Oggi sono circa 22 milioni le persone con cronicità in Italia: 8,8 milioni con almeno una patologia cronica grave e 12,7 milioni con due o più malattie croniche in tutte le fasi della vita. Nel 2028 il numero di malati cronici salirà a 25 milioni e dei pazienti multi-cronici a 14 milioni. Per questo il Pnrr punta su un’assistenza territoriale sanitaria, ma anche sociale e, soprattutto, di prossimità. Gli sviluppi dovranno essere tangibili già quest’anno con l’attuazione del decreto ministeriale 71. L’obiettivo è lo sviluppo di una rete territoriale dell’assistenza sociosanitaria che consenta la vicinanza ai pazienti partendo dall’idea della “casa come primo luogo di cura”’, per arrivare alle ‘Case della comunità’ e alla rete ospedaliera con l’ammodernamento delle dotazioni tecnologiche. È essenziale quindi per la professione infermieristica, nell’impossibilità di un’immediata crescita quantitativa, una crescita qualitativa. Oggi, nella Giornata internazionale dell’infermiere, è fondamentale avviare un confronto che consenta di individuare azioni strutturali in grado di rafforzare le tutele verso una professione determinante per una corretta erogazione dei Livelli essenziali di assistenza (Lea).

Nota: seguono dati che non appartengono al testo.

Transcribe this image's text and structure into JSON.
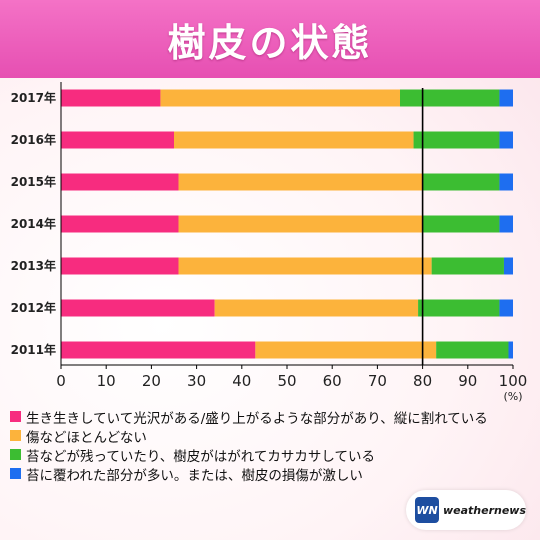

Secondo studi internazionali (come Rn4Cast, pubblicato su The Lancet), ipotizzando che si riuscisse ad avere un rapporto di un infermiere ogni sei pazienti e nello staff fosse presente, almeno il 60% di infermieri laureati, potrebbero essere evitate 3.500 morti l’anno. Nella dotazione organica, rapporto infermiere/pazienti, a ogni aumento di un’unità paziente per infermiere, la probabilità di morte del paziente aumenta del 7%. A ogni aumento del 10% di personale infermieristico laureato corrisponde una diminuzione del 7% di mortalità. Le carenze di personale e la necessità di fare ricorso al lavoro straordinario portano a un elevato tasso di fungibilità della professione, impiegata in tutte le situazioni in cui l’assistenza scarseggia, senza tenere in alcun conto il livello di formazione raggiunta dalla maggior parte degli infermieri attraverso il conseguimento della laurea triennale o magistrale.
L’età media degli iscritti agli ordini è 52,2 anni (era 45,6 nel 2019), quella dei dipendenti del Servizio sanitario nazionale 56,49, con differenze nelle regioni, dove il blocco del turn over è totale (in Campania tra iscritti all’albo e dipendenti ci sono 8,4 anni) e minori in quelle a Statuto speciale, che si comportano in autonomia (in Friuli-Venezia Giulia la differenza è 1,38 anni a sfavore dei dipendenti), seguite dalle Regioni Benchmark: in Emilia-Romagna, Lombardia e così via. Le Regioni che hanno il maggior numero di infermieri al di sotto di 28 anni sono: Lazio, Lombardia, Campania, Puglia e Sicilia. Le Regioni che hanno il maggior numero di infermieri al di sopra dei 58 anni sono: Lombardia, Sicilia, Lazio, Campania e Emilia-Romagna».
«Durante la pandemia sono morti 90 infermieri, in questo numero rientrano anche sei suicidi, dedichiamo a loro, ai nostri ‘caduti’, la giornata internazionale dell’infermiere. E’ necessario che, alla luce di quanto è successo durante la pandemia e per impedire che in futuro situazioni emergenziali possano coglierci impreparati, il Governo intervenga in modo incisivo, sia sui numeri, visto che secondo le stime mancano 70mila unità, sia sulla formazione e il riconoscimento professionale – commenta Barbara Mangiacavalli presidente della Fnopi – È quindi auspicabile – ha aggiunto – l’avvio di un processo di riforma dei percorsi accademici, che dovrà tradursi in un graduale ampliamento dei numeri programmati e, in particolare, nell’accesso a lauree magistrali a indirizzo clinico, con l’obiettivo di sviluppare e valorizzare le specificità della professione infermieristica ampliando formalmente le competenze dell’infermiere sia in termini di autonomia e responsabilità, sia per la capacità di programmazione, regolazione e autocontrollo sulle attività di propria competenza nei diversi ambiti» conclude.